Quizás como metáfora, quizás como realidad.
Exactamente de los castellers de Els Xiquets de Tarragona.
Una estructura
En el Carrer de Santa Anna estaba Lluís, uno de los integrantes de la colla de Els Xiquets. Le dijimos que si podíamos echar un vistazo dentro y nos enseñó todo. Allí era donde entrenaban. Nos explicó cómo funcionaban, quiénes eran ellos. Nos dijo que fuéramos al día siguiente. Seríamos parte de la colla. Nosotros, dos madrileños.
El 27 de octubre, por la noche, a las diez y media, y después de haber cenado un par de cocas y dos panellets en las escaleras de la catedral, nos presentamos en el carrer. Antes, en la Plaça de la Font i el Ajuntament, se había celebrado la independencia y cantado Els Segadors con el puño en alto. Se aludía a la tierra libre, y se obviaba, pensaba yo, la importancia de las alas y las copas de los árboles, como escribiría Juan Ramón Jiménez.
Nos enseñaron a ponernos las faixas alrededor de la cintura, para poder aguantar mejor el peso y proteger la columna. Había que dar vueltas alrededor de la cinta para que quedase bien segura. Luego, junto a unas espalderas, nos mostraron cómo subirnos a hombros del otro. Había que poner un pie en su pierna, otro en la faja y luego subir hasta el hombro, al final colocar los dos pies en ambos hombros y encontrar una posición estable en la que no se hiciese daño al compañero de abajo. Una vez establecidos nos subió un niño o una niña de la canalla por nuestra espalda hasta los hombros.

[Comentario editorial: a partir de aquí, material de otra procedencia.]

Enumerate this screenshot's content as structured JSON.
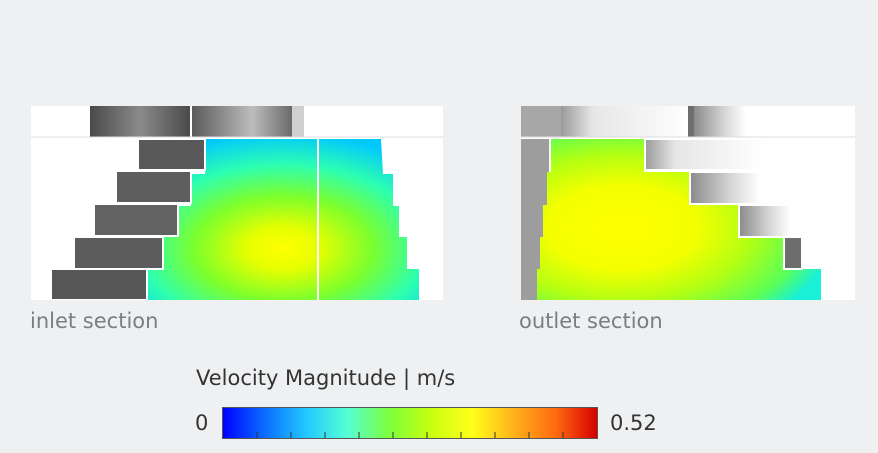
{
  "sections": {
    "inlet_label": "inlet section",
    "outlet_label": "outlet section"
  },
  "legend": {
    "title": "Velocity Magnitude | m/s",
    "min_label": "0",
    "max_label": "0.52",
    "min": 0,
    "max": 0.52,
    "colormap": [
      "#0000ff",
      "#0a6cff",
      "#22c8ff",
      "#55ffd5",
      "#7cff3c",
      "#c8ff10",
      "#ffff1a",
      "#ffb21a",
      "#ff6a10",
      "#d60000"
    ]
  }
}
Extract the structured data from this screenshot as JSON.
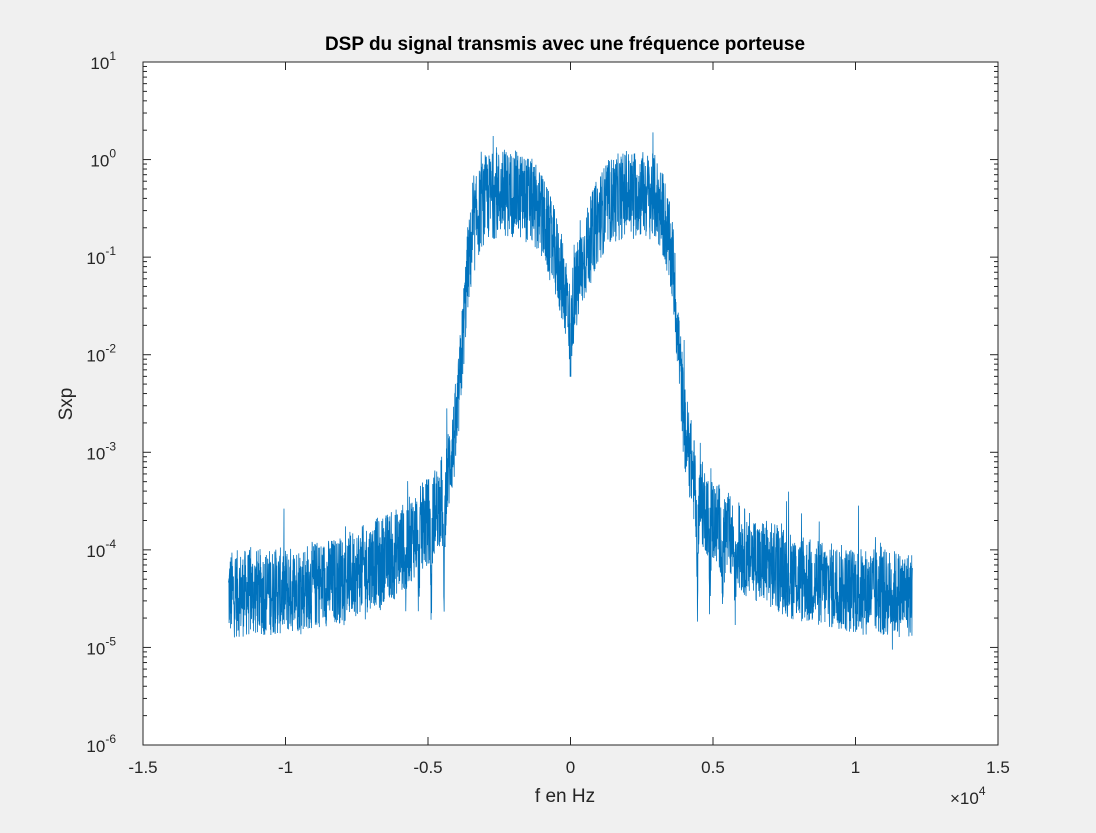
{
  "figure": {
    "background": "#f0f0f0"
  },
  "chart_data": {
    "type": "line",
    "title": "DSP du signal transmis avec une fréquence porteuse",
    "xlabel": "f en Hz",
    "ylabel": "Sxp",
    "x_multiplier_label": "×10",
    "x_multiplier_exponent": "4",
    "x_scale_factor": 10000,
    "xlim": [
      -1.5,
      1.5
    ],
    "ylim": [
      1e-06,
      10
    ],
    "y_scale": "log",
    "grid": false,
    "x_ticks": [
      {
        "value": -1.5,
        "label": "-1.5"
      },
      {
        "value": -1,
        "label": "-1"
      },
      {
        "value": -0.5,
        "label": "-0.5"
      },
      {
        "value": 0,
        "label": "0"
      },
      {
        "value": 0.5,
        "label": "0.5"
      },
      {
        "value": 1,
        "label": "1"
      },
      {
        "value": 1.5,
        "label": "1.5"
      }
    ],
    "y_ticks": [
      {
        "value": 1e-06,
        "base": "10",
        "exponent": "-6"
      },
      {
        "value": 1e-05,
        "base": "10",
        "exponent": "-5"
      },
      {
        "value": 0.0001,
        "base": "10",
        "exponent": "-4"
      },
      {
        "value": 0.001,
        "base": "10",
        "exponent": "-3"
      },
      {
        "value": 0.01,
        "base": "10",
        "exponent": "-2"
      },
      {
        "value": 0.1,
        "base": "10",
        "exponent": "-1"
      },
      {
        "value": 1,
        "base": "10",
        "exponent": "0"
      },
      {
        "value": 10,
        "base": "10",
        "exponent": "1"
      }
    ],
    "series": [
      {
        "color": "#0072bd",
        "x_range": [
          -1.2,
          1.2
        ],
        "envelope_x": [
          0,
          0.002,
          0.01,
          0.03,
          0.05,
          0.08,
          0.1,
          0.14,
          0.2,
          0.25,
          0.3,
          0.33,
          0.36,
          0.38,
          0.4,
          0.42,
          0.44,
          0.46,
          0.5,
          0.6,
          0.8,
          1.0,
          1.2
        ],
        "envelope_y": [
          0.012,
          0.02,
          0.035,
          0.06,
          0.1,
          0.18,
          0.26,
          0.38,
          0.45,
          0.45,
          0.4,
          0.25,
          0.08,
          0.012,
          0.0018,
          0.0009,
          0.0004,
          0.0003,
          0.0002,
          0.0001,
          5e-05,
          3.8e-05,
          3.5e-05
        ],
        "notch_centers": [
          0.4445,
          0.4886,
          0.533,
          0.578,
          0.622,
          0.667,
          0.711,
          0.756
        ],
        "notch_depth_values": [
          3e-05,
          3e-05,
          4e-05,
          4e-05,
          5e-05,
          5e-05,
          6e-05,
          6e-05
        ],
        "center_min": 0.006,
        "peak_max": 1.9
      }
    ]
  }
}
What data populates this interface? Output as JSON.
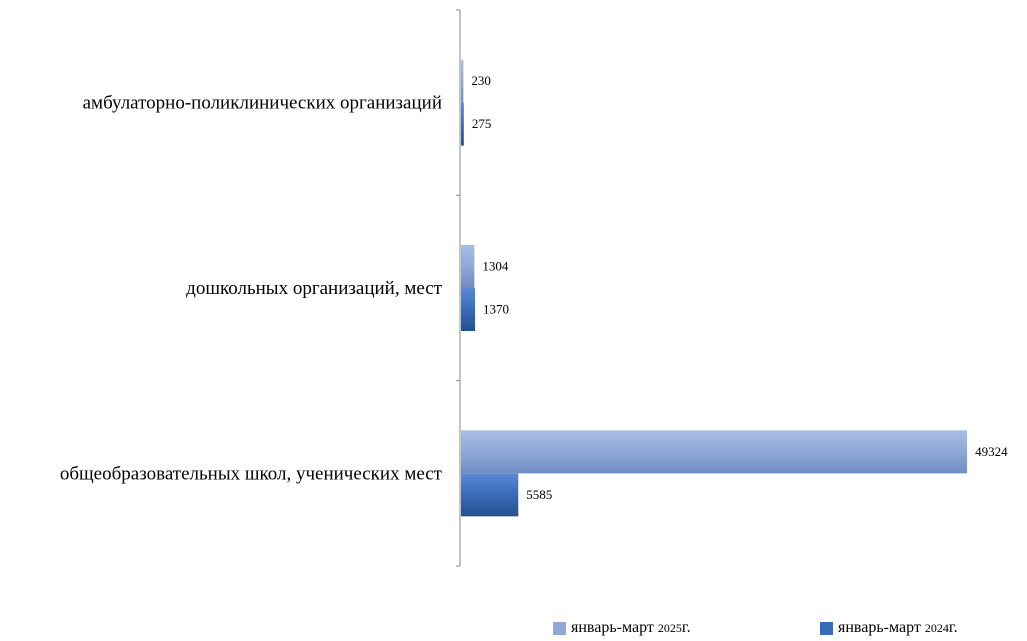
{
  "chart_data": {
    "type": "bar",
    "orientation": "horizontal",
    "categories": [
      "амбулаторно-поликлинических организаций",
      "дошкольных организаций, мест",
      "общеобразовательных школ, ученических мест"
    ],
    "series": [
      {
        "name": "январь-март 2025г.",
        "values": [
          230,
          1304,
          49324
        ],
        "color": "#8fa8d8"
      },
      {
        "name": "январь-март 2024г.",
        "values": [
          275,
          1370,
          5585
        ],
        "color": "#3a6bb8"
      }
    ],
    "xlim": [
      0,
      50000
    ],
    "grid": false,
    "legend_position": "bottom-right"
  },
  "legend": {
    "items": [
      {
        "prefix": "январь-март ",
        "year": "2025",
        "suffix": "г."
      },
      {
        "prefix": "январь-март ",
        "year": "2024",
        "suffix": "г."
      }
    ]
  }
}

Aprendido esto empezamos a ser parte de la pinya del castell. Había que meterse dentro, estar entre todos. En el centro un casteller tiraba las líneas con los brazos para que todo estuviese ordenado y la base estable. Había que estar hombro con hombro con el de al lado, pegado al de delante por el pecho, otro detrás te apuntalaba, otros detrás nos reforzaban más todavía. Aquello era la base, los cimientos del castell. Se murmuraban órdenes en catalán, se empezaba a sudar. Comenzaban a subir los que tirarían el castell hacia arriba, apoyaban sus manos y pies en nuestros hombros y cabezas, nos hacían daño, pero había que aguantar, ser fuertes, o todo se caería. El castell, decían, empezaba a respirar. El castell ya respiraba, era un ser vivo. Lo sentíamos. A veces había que volver a empezar porque se sentía que algo no iba bien. El cap de colla daba las órdenes desde fuera, era el estratega, el arquitecto, el director. Un pequeño movimiento al otro lado llegaba hasta nosotros, teníamos que recular un poco, o avanzar. O establecer mejor las piernas. Arriba teníamos el folre, otro grupo de castellers que asegurarían todavía mejor al resto de compañeros. Se empezaba a levantar el tronc, la parte visible del castell, lo que verían los espectadores en las fiestas donde se levantaban los castellers hacia el cielo. Debajo estábamos nosotros, permitiendo todo. Al final subirían los niños, que coronarían. Poco a poco nos desharíamos, se habría cargado y tocaba descargar.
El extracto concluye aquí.